1) Crowdsourcing:Focuses on how community has power on a specific project and shows how a group of individuals who are committed to something can outperform a smaller group of experienced professionals.
- Crowsourcing was a term coined by Jeff Howe in 2006.
- It allows the readers to choose what should be covered.
- It’s still an experiment in journalism.
2) Open-source reporting: The notion of using transparency in one’s reporting to provide some sort of benefit to one’s audience and in possibly get benefits in return from that audience.
- A sense of openness and collaboration within journalism.
- Welcomes the audience’s feedback.
- Removes bias away from stories and makes it more about what’s being reported.

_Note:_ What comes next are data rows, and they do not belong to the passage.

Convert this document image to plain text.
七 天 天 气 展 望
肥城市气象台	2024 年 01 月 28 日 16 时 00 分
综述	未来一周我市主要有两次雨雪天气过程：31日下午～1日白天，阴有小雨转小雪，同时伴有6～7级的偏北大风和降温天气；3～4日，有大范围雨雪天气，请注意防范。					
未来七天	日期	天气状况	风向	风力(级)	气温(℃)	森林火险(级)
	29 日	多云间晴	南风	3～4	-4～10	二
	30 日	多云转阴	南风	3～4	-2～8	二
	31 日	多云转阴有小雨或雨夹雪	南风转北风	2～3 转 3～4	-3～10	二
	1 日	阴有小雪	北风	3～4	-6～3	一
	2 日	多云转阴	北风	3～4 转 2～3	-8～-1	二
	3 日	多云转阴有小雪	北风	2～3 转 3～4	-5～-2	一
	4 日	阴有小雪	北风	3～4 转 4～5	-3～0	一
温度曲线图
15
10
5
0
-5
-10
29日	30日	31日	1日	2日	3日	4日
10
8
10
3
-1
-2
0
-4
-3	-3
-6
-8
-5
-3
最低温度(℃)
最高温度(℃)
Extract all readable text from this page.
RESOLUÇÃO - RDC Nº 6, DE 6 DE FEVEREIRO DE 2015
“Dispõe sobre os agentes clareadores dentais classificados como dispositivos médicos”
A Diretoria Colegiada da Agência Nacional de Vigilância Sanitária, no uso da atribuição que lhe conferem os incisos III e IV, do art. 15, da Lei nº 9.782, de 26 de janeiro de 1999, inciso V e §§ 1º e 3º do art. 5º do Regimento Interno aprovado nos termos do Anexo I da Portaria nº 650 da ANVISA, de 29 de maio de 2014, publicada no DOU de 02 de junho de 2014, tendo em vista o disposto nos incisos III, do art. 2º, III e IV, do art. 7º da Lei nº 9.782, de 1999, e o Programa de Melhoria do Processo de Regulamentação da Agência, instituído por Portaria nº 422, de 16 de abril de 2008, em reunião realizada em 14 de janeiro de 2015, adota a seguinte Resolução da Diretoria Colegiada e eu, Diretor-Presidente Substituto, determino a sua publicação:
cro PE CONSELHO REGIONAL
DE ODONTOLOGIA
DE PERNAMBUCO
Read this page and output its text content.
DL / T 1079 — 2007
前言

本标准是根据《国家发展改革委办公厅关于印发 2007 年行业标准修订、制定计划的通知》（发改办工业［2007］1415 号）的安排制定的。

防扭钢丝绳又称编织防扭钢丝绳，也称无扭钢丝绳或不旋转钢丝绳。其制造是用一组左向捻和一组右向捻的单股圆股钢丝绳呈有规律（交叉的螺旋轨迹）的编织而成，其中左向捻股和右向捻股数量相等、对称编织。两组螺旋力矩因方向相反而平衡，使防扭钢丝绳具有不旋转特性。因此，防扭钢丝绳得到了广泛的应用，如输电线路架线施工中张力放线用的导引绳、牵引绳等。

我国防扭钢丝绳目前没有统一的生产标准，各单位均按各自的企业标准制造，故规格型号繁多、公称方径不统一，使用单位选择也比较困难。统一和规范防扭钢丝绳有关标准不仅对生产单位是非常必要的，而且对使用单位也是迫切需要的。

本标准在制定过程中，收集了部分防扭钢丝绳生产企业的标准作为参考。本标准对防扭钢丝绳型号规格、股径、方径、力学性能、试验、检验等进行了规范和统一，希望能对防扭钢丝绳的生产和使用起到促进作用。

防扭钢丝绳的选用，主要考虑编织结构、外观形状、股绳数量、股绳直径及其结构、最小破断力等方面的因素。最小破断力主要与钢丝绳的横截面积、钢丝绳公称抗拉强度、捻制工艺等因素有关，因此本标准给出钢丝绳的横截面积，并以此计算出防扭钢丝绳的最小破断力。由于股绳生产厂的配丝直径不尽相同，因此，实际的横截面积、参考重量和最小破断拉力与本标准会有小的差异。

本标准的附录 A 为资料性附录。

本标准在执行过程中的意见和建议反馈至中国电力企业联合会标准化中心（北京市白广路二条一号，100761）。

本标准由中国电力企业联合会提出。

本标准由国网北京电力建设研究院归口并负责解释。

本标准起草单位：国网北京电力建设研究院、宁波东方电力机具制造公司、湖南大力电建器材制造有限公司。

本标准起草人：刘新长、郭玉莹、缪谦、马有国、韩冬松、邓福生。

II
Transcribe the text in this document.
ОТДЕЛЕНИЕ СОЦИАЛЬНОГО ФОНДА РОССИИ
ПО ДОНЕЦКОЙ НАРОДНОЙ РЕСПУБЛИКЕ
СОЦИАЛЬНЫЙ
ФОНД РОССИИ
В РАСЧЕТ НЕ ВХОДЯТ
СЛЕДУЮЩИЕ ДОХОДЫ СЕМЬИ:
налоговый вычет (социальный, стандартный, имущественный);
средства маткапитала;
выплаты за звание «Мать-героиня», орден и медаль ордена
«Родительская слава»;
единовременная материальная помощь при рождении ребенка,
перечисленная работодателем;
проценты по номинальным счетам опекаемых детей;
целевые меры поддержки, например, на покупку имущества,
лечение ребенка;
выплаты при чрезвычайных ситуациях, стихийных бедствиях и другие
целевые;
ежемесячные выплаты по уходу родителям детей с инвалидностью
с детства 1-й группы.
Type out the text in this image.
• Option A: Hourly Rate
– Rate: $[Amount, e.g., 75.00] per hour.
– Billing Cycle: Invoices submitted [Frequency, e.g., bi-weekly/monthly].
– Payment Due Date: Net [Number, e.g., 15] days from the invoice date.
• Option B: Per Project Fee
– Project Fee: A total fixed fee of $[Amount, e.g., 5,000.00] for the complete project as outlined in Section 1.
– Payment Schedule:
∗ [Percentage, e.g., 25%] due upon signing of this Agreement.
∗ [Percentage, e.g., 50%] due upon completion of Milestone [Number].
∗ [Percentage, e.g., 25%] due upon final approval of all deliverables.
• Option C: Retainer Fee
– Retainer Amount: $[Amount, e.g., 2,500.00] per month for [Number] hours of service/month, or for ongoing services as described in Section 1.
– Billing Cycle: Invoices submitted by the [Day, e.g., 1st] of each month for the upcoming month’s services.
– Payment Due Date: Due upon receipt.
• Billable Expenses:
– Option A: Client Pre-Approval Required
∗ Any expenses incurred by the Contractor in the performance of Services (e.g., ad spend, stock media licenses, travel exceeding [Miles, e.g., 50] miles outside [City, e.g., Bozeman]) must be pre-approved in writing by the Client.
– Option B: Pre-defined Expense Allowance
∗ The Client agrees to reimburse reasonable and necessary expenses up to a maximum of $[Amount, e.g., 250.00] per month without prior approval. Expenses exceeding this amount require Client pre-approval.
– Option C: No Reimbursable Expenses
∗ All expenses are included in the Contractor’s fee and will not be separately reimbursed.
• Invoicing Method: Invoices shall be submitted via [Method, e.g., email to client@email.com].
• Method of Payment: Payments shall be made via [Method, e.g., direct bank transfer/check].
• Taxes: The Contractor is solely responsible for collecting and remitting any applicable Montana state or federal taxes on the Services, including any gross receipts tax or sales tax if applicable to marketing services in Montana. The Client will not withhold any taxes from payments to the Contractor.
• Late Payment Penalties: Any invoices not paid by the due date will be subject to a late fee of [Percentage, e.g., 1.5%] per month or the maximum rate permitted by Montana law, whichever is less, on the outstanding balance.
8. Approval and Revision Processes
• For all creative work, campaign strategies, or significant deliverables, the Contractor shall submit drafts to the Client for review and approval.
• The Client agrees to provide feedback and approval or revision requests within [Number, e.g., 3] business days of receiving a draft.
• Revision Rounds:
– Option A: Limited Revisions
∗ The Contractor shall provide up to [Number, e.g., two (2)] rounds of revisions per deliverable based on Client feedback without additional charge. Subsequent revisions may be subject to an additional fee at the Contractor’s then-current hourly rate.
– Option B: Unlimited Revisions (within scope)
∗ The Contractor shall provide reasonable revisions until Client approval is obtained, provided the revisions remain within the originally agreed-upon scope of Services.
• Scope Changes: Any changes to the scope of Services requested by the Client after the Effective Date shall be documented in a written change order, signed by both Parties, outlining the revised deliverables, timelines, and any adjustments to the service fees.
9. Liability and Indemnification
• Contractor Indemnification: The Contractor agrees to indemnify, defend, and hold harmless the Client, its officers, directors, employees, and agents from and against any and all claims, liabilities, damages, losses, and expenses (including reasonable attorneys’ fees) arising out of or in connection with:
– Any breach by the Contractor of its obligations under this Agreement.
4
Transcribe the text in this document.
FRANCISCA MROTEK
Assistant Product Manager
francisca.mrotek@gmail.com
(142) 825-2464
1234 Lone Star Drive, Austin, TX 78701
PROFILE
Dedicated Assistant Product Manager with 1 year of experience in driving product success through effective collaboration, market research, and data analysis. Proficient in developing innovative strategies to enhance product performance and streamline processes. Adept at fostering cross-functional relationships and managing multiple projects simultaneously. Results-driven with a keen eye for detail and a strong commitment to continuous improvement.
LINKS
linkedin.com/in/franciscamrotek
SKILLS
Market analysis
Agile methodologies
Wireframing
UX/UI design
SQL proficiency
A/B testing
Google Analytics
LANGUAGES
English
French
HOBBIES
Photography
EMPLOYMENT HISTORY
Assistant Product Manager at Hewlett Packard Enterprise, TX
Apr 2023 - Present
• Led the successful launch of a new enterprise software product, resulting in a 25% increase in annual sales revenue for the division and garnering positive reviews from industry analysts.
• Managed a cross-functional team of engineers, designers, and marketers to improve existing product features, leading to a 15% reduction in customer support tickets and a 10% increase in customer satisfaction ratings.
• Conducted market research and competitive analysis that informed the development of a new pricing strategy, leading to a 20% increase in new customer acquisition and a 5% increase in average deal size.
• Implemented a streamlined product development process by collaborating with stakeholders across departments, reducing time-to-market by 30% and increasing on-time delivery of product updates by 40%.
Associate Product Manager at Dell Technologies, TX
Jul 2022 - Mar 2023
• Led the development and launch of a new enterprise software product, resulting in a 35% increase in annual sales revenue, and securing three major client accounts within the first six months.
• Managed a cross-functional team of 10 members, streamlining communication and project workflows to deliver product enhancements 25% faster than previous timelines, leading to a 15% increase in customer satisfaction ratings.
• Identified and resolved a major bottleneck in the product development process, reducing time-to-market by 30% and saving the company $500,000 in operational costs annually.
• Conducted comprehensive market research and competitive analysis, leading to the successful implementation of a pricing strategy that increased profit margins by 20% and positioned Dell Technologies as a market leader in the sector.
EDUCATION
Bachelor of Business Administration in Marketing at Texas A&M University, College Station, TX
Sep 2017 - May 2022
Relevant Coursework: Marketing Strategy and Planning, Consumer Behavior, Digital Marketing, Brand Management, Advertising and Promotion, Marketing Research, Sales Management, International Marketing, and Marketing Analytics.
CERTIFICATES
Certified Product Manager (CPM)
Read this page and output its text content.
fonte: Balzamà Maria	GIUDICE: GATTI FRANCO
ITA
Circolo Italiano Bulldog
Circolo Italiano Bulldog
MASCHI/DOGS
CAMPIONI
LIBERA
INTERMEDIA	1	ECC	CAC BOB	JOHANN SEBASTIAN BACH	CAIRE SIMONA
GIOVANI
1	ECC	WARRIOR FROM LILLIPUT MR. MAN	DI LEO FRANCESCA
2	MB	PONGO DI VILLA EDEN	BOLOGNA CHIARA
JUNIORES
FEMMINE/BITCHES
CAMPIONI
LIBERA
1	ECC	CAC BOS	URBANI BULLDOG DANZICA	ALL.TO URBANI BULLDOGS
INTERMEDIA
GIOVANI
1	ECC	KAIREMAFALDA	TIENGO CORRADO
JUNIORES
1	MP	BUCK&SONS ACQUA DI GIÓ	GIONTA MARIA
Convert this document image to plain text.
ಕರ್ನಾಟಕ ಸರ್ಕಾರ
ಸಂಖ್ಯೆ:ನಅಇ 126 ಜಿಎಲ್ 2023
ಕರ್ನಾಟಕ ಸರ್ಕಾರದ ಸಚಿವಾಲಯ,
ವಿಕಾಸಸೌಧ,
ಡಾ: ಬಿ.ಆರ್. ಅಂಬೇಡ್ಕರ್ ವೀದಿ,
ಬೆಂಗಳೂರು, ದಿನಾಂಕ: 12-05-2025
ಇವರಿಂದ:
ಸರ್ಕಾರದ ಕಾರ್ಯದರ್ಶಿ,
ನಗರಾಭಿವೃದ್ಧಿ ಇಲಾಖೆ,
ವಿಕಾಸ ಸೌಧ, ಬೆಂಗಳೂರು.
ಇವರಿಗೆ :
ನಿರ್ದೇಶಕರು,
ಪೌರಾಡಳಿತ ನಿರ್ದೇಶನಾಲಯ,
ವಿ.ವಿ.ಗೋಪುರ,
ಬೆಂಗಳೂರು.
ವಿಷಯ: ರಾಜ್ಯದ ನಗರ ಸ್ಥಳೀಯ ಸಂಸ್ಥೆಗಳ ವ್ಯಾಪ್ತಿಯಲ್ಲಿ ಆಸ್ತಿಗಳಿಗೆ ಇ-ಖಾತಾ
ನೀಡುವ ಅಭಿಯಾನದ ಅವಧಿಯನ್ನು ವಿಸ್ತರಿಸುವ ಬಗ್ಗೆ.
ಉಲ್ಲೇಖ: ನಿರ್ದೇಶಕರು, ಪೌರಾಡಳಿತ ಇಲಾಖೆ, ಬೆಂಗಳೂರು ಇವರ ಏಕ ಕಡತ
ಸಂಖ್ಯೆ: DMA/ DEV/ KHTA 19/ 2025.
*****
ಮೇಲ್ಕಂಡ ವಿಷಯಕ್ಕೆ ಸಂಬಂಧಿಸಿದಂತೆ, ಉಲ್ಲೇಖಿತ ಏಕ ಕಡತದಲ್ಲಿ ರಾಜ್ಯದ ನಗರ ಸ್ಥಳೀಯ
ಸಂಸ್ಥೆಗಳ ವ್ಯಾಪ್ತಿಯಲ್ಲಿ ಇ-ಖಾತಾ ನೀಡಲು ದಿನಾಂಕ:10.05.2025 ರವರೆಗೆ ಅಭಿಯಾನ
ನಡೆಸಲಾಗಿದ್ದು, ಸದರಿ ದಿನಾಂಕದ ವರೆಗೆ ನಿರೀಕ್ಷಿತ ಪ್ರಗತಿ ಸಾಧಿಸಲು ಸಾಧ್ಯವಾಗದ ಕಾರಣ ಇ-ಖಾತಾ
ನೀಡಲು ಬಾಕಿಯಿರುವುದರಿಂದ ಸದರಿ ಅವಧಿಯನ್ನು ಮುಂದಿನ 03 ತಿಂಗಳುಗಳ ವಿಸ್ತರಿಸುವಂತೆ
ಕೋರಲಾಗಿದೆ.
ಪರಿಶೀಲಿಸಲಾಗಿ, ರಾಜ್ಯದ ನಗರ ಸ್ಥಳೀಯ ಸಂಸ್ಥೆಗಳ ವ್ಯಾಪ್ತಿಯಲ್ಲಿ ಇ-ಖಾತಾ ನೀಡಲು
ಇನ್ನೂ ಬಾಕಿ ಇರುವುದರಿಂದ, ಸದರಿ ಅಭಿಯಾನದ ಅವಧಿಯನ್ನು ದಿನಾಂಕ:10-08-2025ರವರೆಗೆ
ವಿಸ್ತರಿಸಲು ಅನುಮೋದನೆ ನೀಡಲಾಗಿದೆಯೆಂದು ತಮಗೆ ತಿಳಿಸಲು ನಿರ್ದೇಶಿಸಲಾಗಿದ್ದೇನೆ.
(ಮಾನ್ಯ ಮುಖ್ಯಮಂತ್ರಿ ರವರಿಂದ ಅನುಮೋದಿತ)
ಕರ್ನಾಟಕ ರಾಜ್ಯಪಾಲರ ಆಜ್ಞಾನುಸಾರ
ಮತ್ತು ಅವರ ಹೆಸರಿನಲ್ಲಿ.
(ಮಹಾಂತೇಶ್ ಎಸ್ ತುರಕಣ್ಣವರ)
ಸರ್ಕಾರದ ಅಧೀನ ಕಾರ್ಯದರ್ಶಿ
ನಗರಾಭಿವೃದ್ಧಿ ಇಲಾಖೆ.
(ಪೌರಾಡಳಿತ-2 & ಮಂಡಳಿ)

- Beatblogging: a social network encompassed around a traditional reporting beat that bring everyone together.
3) Pro-am journalism: Unfiltered form that allows the audience publish on the same Web site that the professional journalists use when reporting their news.
- “Everyone is a media outlet.” – Clay Shirky
- Readers provide the “what” while journalists provide the “why.”
- Readers/audience contributes to a bigger network such as CNN’s iReport.
Examples of collaborative publishing: Wikipedia, Facebook, YouTube, craigslist, and Flickr.
All of these websites, and others, give news organizations and journalists an opportunity to collaborate with their audience and provide better information.